Frank Oski, former paediatrics director at Johns Hopkins School of Medicine, estimates that half the iron-deficiency in infants in the US results from cow’s milk-induced gastrointestinal bleeding (Oski, 1996). This represents a staggering figure since more than 15 per cent of US infants under the age of two suffer from iron-deficiency anaemia.
The only reliable treatment for cow’s milk allergy is to avoid all cow’s milk and dairy products including: milk, milk powder, milk drinks, cheese, butter, margarine, yogurt, cream and ice cream. Also products with hidden milk content should be avoided. Food labels that list any of the following ingredients also contain some cow’s milk or products in them: casein, caseinates, hydrolysed casein, skimmed milk, skimmed milk powder, milk solids, non-fat milk, whey, whey syrup sweetener, milk sugar solids.

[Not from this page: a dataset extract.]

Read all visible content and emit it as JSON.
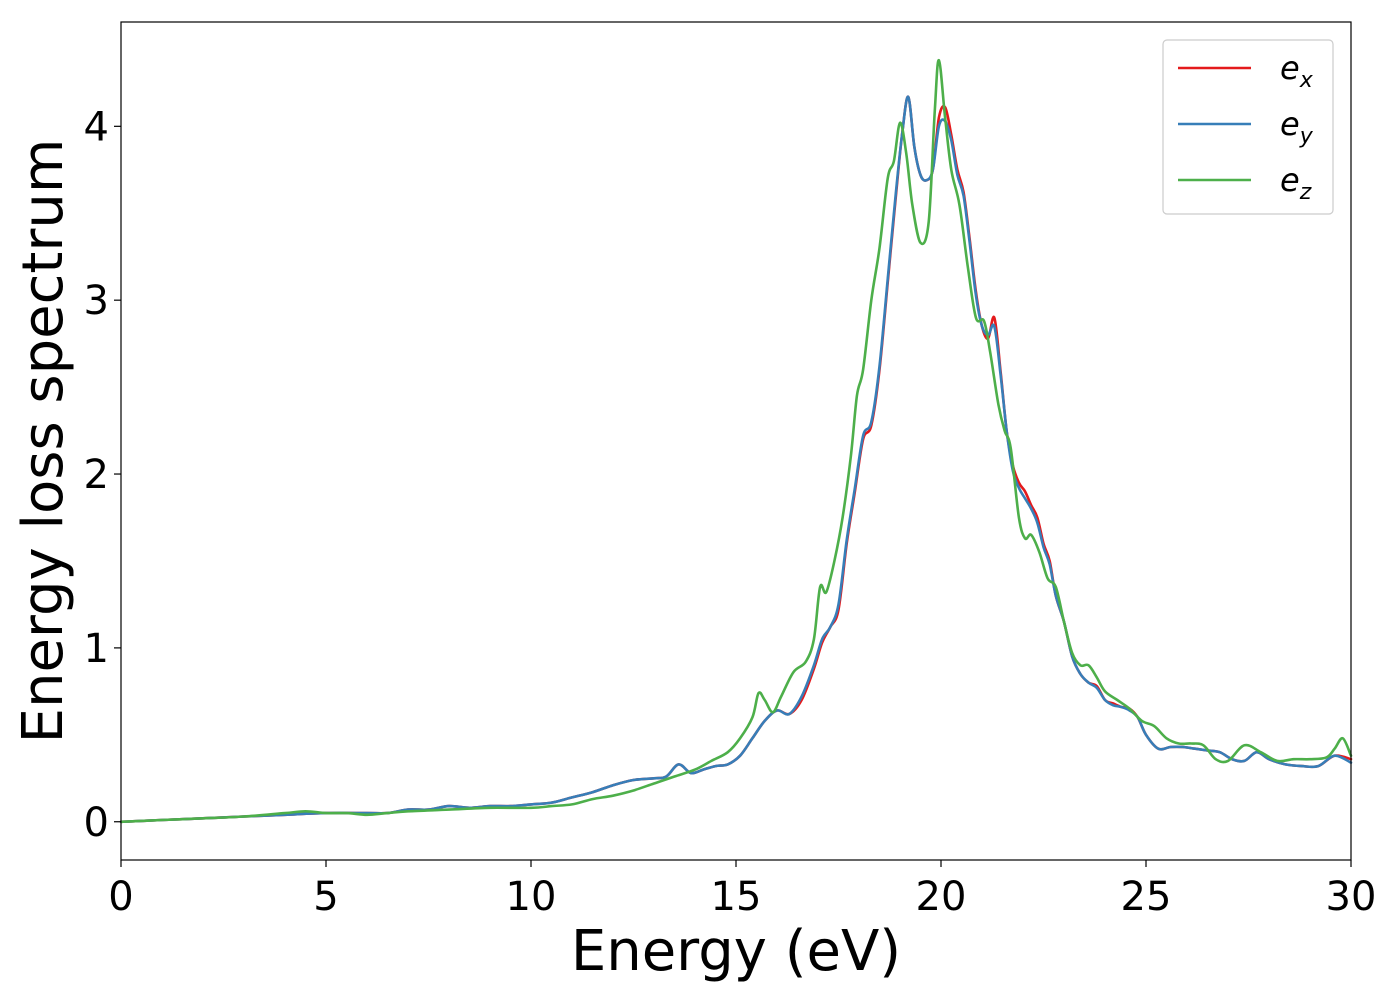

These ingredients can be difficult to avoid as they are commonly used in the production of bread, processed cereals, instant soups, margarine, salad dressings, sweets, cake mix and even crisps. It can seem a daunting prospect having to read the ingredients labels but most supermarkets now produce ‘free-from’ lists of products and many supermarkets also have their own label free-from range. There are even iPhone apps available now to help you identify ingredients by scanning the product bar code. Soya ice creams, spreads and yoghurts and dairy-free cheeses are just some examples. Calcium-enriched soya, rice and oat milks can be used as alternatives to cow’s milk. (For other gastrointestinal problems associated with cow’s milk see Lactose intolerance.)